Грэшем знал: сотни англичан бежали во Францию. И учились на священников в семинарии, именовавшейся «Школой мучеников», но не ведал, что многие с такой же целью отправились в Португалию. Может быть, подумал он с улыбкой, им стало известно, как глубоко шпионы Уолсингема внедрились во французские семинарии.

— Эти будут обращать в свою веру туземцев, — объявил Манион. — Их пошлют миссионерами куда-нибудь в Новый Свет или в Гоа. Все лучше, чем служить миссионером в Англии, — усмехнулся он.

— Думаю, в порту много кораблей, предназначенных для того, чтобы обращать в свою веру туземцев, то есть нас, англичан, — ответил Грэшем. Если в Кадисе он убедился в мощи и богатстве Испанской империи, то в Лиссабоне это чувство неизмеримо возросло.

— Уолсингем захочет видеть вас сразу, как только мы вернемся домой, — сказал Манион. — Вам найдется о чем ему порассказать.

— Если он будет жив, когда мы вернемся, — заметил Грэшем. Он знал о том, насколько опасна болезнь шефа. — И я уверен, его шпионы и так уже сообщили ему название, водоизмещение и характеристику каждого корабля в этой гавани.

* * *

Они представились генерал-губернатору, так как только с его разрешения Грэшем мог находиться в Лиссабоне. Это был безликий человек, о котором ходили слухи, будто он постоянно не ладит с маркизом Санта-Крусом.

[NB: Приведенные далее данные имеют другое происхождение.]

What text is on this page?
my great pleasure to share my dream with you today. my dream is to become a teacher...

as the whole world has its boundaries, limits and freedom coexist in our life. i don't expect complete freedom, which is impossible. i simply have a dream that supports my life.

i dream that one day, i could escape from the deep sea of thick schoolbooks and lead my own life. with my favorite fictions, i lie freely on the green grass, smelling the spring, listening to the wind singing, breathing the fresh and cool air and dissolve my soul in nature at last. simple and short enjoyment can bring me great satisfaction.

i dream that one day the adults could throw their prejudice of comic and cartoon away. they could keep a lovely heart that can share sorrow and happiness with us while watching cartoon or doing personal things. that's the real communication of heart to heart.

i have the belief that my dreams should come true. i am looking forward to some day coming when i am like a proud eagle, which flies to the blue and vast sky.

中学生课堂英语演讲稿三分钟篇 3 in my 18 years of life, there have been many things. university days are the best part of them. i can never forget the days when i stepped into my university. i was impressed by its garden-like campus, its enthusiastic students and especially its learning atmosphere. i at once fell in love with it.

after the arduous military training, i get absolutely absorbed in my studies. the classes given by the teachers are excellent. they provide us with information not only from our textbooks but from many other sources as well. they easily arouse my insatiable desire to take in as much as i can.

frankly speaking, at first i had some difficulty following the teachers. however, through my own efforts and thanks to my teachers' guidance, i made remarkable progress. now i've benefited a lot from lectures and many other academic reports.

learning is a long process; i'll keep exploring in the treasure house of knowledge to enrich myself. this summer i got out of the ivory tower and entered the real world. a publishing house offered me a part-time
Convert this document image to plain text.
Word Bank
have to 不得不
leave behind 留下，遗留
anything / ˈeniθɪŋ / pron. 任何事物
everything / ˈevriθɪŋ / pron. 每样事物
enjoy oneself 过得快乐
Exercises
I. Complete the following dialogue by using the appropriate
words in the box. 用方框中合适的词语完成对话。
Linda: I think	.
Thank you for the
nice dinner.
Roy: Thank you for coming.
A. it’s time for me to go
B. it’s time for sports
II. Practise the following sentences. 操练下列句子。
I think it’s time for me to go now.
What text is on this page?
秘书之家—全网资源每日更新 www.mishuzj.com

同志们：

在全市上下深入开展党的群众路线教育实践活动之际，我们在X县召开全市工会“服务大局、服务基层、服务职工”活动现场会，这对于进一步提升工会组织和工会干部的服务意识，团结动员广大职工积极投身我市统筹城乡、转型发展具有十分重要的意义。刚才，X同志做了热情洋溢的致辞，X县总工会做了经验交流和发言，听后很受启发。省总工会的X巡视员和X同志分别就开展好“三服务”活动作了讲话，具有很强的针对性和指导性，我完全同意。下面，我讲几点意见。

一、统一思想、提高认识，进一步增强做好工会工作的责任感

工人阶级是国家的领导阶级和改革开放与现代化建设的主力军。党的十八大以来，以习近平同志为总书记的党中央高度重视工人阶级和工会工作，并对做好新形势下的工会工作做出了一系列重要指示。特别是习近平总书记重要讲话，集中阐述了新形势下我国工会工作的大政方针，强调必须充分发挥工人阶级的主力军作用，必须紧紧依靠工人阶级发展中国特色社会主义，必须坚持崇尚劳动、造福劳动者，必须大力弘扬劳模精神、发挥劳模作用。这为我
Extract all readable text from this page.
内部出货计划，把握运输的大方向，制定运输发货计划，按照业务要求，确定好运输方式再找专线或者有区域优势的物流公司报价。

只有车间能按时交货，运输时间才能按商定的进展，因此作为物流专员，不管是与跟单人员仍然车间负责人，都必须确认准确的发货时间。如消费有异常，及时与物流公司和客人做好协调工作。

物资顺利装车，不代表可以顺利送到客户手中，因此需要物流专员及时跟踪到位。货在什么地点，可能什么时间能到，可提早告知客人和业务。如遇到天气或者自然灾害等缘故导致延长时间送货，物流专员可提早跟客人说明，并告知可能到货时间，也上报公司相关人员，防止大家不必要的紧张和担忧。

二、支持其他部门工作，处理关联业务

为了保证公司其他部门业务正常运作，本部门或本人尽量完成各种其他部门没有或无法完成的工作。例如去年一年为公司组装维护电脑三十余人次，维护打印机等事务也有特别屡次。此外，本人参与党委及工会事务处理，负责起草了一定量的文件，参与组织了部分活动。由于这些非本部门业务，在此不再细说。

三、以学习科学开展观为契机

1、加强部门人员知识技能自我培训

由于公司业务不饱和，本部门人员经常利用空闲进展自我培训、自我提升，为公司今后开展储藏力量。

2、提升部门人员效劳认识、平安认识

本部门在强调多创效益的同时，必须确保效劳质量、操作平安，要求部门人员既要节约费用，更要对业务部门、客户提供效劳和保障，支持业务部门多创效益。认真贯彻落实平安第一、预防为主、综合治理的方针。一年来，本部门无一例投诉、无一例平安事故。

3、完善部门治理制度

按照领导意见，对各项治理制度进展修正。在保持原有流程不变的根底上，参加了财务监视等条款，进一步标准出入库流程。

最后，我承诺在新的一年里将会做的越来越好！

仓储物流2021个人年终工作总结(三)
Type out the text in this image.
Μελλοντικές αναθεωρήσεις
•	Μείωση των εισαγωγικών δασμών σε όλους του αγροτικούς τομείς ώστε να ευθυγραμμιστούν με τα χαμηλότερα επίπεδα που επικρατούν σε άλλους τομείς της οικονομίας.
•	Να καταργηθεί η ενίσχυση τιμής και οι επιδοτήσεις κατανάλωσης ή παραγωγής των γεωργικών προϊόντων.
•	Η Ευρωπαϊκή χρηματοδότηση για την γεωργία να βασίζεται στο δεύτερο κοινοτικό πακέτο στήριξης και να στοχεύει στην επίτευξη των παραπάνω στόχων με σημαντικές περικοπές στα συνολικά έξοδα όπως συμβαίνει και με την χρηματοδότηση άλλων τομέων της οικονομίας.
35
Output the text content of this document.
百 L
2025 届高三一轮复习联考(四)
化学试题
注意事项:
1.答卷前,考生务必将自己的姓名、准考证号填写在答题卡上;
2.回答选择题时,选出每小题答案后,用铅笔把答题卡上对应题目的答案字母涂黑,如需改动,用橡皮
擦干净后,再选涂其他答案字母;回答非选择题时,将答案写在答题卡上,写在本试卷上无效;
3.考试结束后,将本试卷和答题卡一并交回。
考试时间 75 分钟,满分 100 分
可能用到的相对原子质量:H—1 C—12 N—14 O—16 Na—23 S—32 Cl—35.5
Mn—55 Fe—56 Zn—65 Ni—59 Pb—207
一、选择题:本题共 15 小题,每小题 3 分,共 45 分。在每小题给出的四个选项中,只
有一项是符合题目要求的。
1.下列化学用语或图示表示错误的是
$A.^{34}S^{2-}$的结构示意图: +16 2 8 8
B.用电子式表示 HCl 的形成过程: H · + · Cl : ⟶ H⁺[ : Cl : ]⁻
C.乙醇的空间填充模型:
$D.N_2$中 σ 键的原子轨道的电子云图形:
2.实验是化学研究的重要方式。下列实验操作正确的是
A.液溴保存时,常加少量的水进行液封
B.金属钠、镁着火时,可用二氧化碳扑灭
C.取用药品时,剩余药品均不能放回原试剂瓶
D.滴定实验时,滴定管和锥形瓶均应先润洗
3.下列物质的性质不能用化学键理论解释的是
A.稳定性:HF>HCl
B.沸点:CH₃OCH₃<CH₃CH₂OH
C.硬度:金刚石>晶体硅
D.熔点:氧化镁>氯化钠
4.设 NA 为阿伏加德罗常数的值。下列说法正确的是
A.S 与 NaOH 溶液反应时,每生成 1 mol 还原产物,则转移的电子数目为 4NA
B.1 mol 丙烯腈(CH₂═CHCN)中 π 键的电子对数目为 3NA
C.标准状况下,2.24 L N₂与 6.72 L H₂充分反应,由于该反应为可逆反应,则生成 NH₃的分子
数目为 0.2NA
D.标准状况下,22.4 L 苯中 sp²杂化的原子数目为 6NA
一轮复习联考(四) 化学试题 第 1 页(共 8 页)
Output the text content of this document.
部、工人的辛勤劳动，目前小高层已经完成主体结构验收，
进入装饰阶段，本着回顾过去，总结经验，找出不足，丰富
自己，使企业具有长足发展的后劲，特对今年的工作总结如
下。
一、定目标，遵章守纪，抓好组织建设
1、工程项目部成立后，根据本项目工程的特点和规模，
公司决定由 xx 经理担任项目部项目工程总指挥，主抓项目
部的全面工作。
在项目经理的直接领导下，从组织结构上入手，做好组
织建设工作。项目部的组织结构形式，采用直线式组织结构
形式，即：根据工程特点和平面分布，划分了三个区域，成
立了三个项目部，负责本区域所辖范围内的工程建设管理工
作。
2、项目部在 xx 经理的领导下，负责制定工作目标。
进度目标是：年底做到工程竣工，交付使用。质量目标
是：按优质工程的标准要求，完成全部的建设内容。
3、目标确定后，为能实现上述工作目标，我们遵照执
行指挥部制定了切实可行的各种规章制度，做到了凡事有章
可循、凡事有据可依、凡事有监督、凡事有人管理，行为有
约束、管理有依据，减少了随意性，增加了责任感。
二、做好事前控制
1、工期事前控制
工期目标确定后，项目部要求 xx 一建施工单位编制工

— Странные времена наступили, — проговорил он на сносном английском языке. — А потому хорошо, когда люди вспоминают о делах сердечных, — чиновник улыбнулся Анне, — когда столь многие говорят только о войне. Вы и ваша весьма элегантная подопечная должны сделать нам визит. Мы даем прием, и я велю заказать пригласительный билет для вас обоих. — Он сделал жест слуге в роскошной ливрее, и тот с поклоном удалился выполнять поручение. — Кроме того, примите мои извинения.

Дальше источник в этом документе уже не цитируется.